In contrast, library functions usually cannot stop program execution (crash the system), which is why they need to indicate the problem to the caller using error codes or exceptions.

Functions that are private to a module (static fuctions in C, which often do the actual work) should not need to check their arguments, because passing valid arguments is the responsibility of the “nearby” (higher-level) caller. Arguments passed from callers outside the module should have been already checked in the entry point function.

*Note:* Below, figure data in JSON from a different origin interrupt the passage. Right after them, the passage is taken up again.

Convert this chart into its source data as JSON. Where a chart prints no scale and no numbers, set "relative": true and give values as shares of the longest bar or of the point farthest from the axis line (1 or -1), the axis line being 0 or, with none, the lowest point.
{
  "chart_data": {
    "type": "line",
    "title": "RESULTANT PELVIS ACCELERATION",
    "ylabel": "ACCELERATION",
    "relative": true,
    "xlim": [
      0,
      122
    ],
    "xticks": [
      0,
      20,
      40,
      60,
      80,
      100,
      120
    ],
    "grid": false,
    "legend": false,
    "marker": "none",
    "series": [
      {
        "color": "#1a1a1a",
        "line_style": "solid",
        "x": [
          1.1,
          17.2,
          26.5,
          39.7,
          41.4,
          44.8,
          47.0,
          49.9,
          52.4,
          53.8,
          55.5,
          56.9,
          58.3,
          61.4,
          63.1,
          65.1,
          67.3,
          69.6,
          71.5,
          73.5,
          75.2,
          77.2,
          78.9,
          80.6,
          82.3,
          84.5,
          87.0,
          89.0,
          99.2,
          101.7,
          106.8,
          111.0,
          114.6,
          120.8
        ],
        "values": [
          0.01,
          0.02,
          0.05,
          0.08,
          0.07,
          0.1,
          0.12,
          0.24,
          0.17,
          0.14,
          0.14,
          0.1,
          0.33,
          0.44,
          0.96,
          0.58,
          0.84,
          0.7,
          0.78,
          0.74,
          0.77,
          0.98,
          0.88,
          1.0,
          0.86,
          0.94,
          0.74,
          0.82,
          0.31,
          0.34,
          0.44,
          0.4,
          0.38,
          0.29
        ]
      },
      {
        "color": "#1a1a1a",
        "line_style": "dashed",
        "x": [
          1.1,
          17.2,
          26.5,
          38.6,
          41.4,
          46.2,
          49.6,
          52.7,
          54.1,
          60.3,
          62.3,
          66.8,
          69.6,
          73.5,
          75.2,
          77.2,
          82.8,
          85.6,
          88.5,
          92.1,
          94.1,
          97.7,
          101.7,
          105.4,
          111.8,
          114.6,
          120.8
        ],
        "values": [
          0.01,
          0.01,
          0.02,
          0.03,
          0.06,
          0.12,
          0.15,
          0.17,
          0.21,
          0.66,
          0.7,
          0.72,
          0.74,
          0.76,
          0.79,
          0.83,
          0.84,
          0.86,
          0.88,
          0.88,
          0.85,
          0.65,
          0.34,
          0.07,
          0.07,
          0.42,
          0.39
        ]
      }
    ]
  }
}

It is also much easier to use assertions than returning error codes when encountering an unexpected situation or an invalid system state.

thread_t thread = scheduler_get_next_thread();
if (thread != NULL) {
    // do something with thread
}
...

thread_t thread = scheduler_get_next_thread();
assert(thread != NULL && "scheduler: nothing to schedule")
// do something with thread

Avoid resource leaks

Do you release previously allocated resources in early returns from functions?

C does not have a garbage collector that would free unused memory for you. Memory leaks often happen when a function fails in the middle of resource allocation and previous (succesfully allocated) resources are not returned.

In C you will mostly deal with memory leaks. But the rule applies to any resource, ranging from open file to a database cursor.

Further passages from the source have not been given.